Green’s absence was clearly and visibly felt. The Warriors lost the transition battle 28-9, obviously missing both his rebounding and ability to initiate the break. They needed him at the rim, giving up 46 points in the paint while allowing James and Irving easier routes than they were accustomed to.
Green returns Thursday as Andrew Bogut’s status becomes uncertain following a second half collision with J.R. Smith, and it seems likely Golden State’s Death Lineup starts the game. A repeat performance from James and Irving was already unlikely, but is complicated even more by how much more difficult Green will make things for them just by being on the court.
That potential starting lineup will again place Kevin Love in the spotlight for Cleveland, with Game 5 doing him no favors in the scrutiny department. Love was nearly invisible in 33 minutes on the court, and his issues against the smaller Golden State units including Green are well documented at this point. Ty Lue will have to give real consideration to bringing Love off the bench again, and Cleveland simply won’t have a chance if Love struggles and Lue’s trigger is anything but quick.

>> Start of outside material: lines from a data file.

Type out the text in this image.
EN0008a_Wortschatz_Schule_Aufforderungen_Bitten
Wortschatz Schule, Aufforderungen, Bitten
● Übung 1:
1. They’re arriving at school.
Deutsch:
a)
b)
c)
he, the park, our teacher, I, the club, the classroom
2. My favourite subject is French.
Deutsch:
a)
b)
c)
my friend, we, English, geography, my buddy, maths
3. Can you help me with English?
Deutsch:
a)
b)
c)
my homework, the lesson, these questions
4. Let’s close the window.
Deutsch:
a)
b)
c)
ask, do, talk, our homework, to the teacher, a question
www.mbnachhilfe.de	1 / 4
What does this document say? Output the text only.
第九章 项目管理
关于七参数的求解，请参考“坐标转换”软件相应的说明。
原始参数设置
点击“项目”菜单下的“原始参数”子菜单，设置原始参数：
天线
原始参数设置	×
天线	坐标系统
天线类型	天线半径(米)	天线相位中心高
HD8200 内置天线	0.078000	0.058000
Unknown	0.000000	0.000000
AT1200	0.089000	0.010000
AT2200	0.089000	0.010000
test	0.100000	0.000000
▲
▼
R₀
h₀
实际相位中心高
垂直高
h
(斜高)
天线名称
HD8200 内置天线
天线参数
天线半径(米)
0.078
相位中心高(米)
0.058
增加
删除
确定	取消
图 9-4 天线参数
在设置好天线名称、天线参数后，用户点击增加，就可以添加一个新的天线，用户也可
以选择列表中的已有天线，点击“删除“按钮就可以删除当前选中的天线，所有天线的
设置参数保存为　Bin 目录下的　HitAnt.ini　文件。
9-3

With two days between each of the next two potential games, there’s a glimmer of hope for a fun series here. The balance of the Cavs’ roster will have to bring their game up a notch to really make things interesting. One more win at Quicken Loans Arena, a place where they’ve been nearly unbeatable this postseason, puts them in a winner-take-all situation with LeBron James on their side. Thursday night should be a wild one in Cleveland.
Game 6 Prediction: Golden State wins the title on the road.